Kecelakaan kapal merupakan kejadian yang dialami oleh kapal yang dapat mengancam keselamatan kapal dan/atau jiwa manusia berupa kapal tenggelam, kapal terbakar, kapal tubrukan, dan kapal kandas. Dalam hal terjadi kecelakaan kapal, setiap orang yang berada di atas kapal yang mengetahui terjadi kecelakaan dalam batas kemampuannya harus memberikan pertolongan dan melaporkan kecelakaan tersebut kepada Nakhoda dan/atau Anak Buah Kapal. Nakhoda yang mengetahui kecelakaan kapalnya atau kapal lain wajib mengambil tindakan penanggulangan, meminta dan/atau memberikan pertolongan, dan menyebarluaskan berita mengenai kecelakaan tersebut kepada pihak lain. Nakhoda yang mengetahui kecelakaan kapalnya atau kapal lain wajib melaporkan kepada:
1. Syahbandar pelabuhan terdekat apabila kecelakaan kapal terjadi di dalam wilayah perairan Indonesia; atau
2. Pejabat Perwakilan Republik Indonesia terdekat dan pejabat pemerintah negara setempat yang berwenang apabila kecelakaan kapal terjadi di luar wilayah perairan Indonesia.

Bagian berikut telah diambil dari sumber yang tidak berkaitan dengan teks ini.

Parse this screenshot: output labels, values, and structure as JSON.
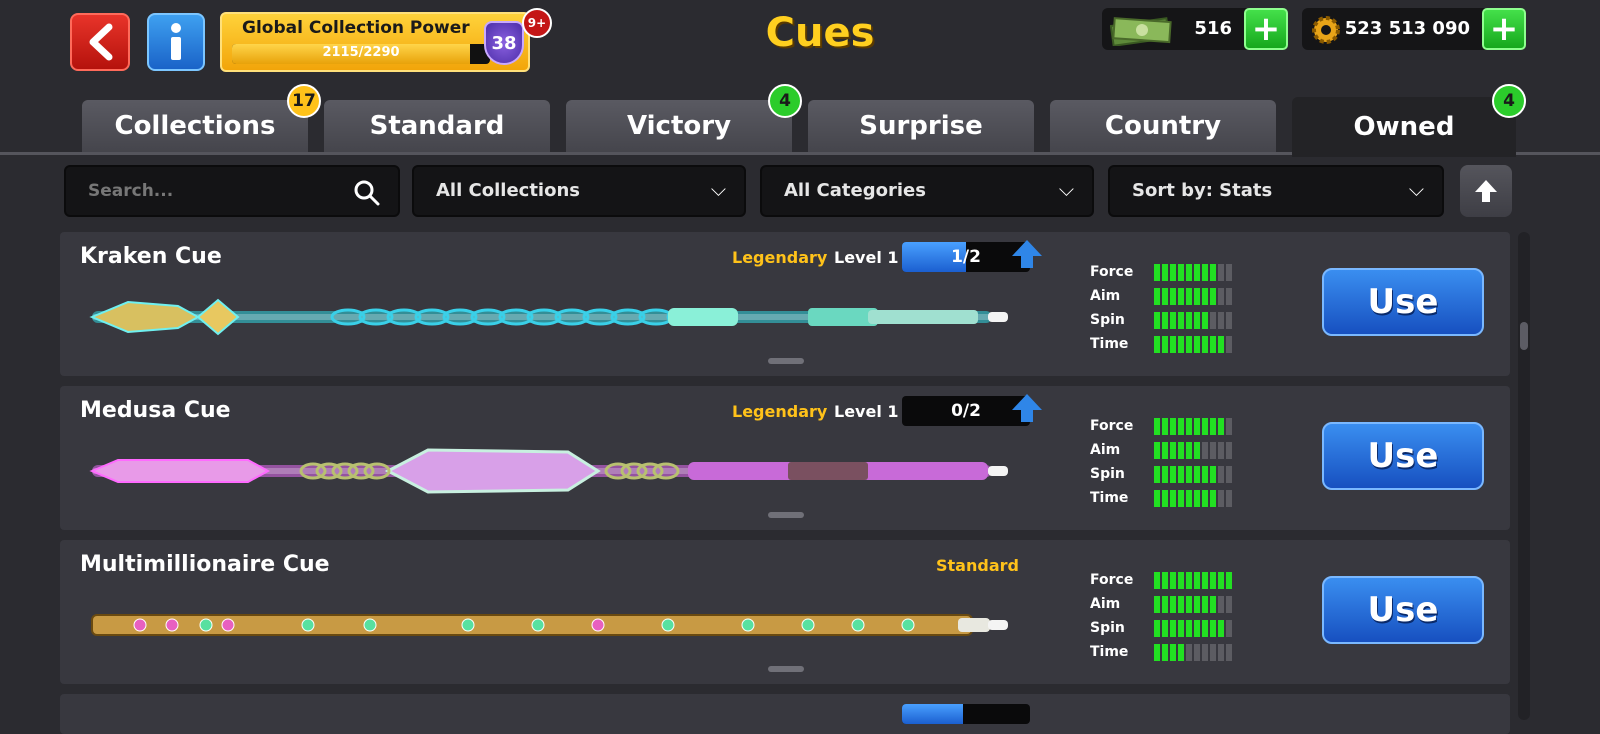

Tanggung jawab atas pencemaran akibat tubrukan kapal dan kandasnya Kapal atau Barge, diatur dalam Pasal 231 UU Pelayaran, yang menyatakan:
1. Pemilik atau operator kapal bertanggung jawab terhadap pencemaran yang bersumber dari kapalnya.
2. Untuk memenuhi tanggung jawab sebagaimana dimaksud pada ayat (1) pemilik atau operator kapal wajib mengasuransikan tanggung jawabnya.

Substansi dari kerusakan lingkungan hidup yang berasal dari industrialisasi adalah adanya keadaan lingkungan hidup yang rusak dan menimbulkan adanya kerugian baik dari sisi materiil maupun immateriil yang diderita oleh manusia ataupun makhluk hidup lain yang tinggal di sekitar lingkungan tersebut. Dalam hal ini, UU PPLH telah mengakomodasi serta memberikan perlindungan hak-hak bagi korban yang terdampak dari kerusakan lingkungan hidup sebagaimana diatur dalam Pasal 84 UU PPLH yang berbunyi:
1. Penyelesaian sengketa lingkungan hidup dapat ditempuh melalui pengadilan atau di luar pengadilan;
2. Pilihan penyelesaian sengketa lingkungan hidup dilakukan secara suka rela oleh para pihak yang bersengketa;
3. Gugatan melalui pengadilan hanya dapat ditempuh apabila upaya penyelesaian sengketa di luar pengadilan yang dipilih dinyatakan tidak berhasil oleh salah satu atau para pihak yang bersengketa.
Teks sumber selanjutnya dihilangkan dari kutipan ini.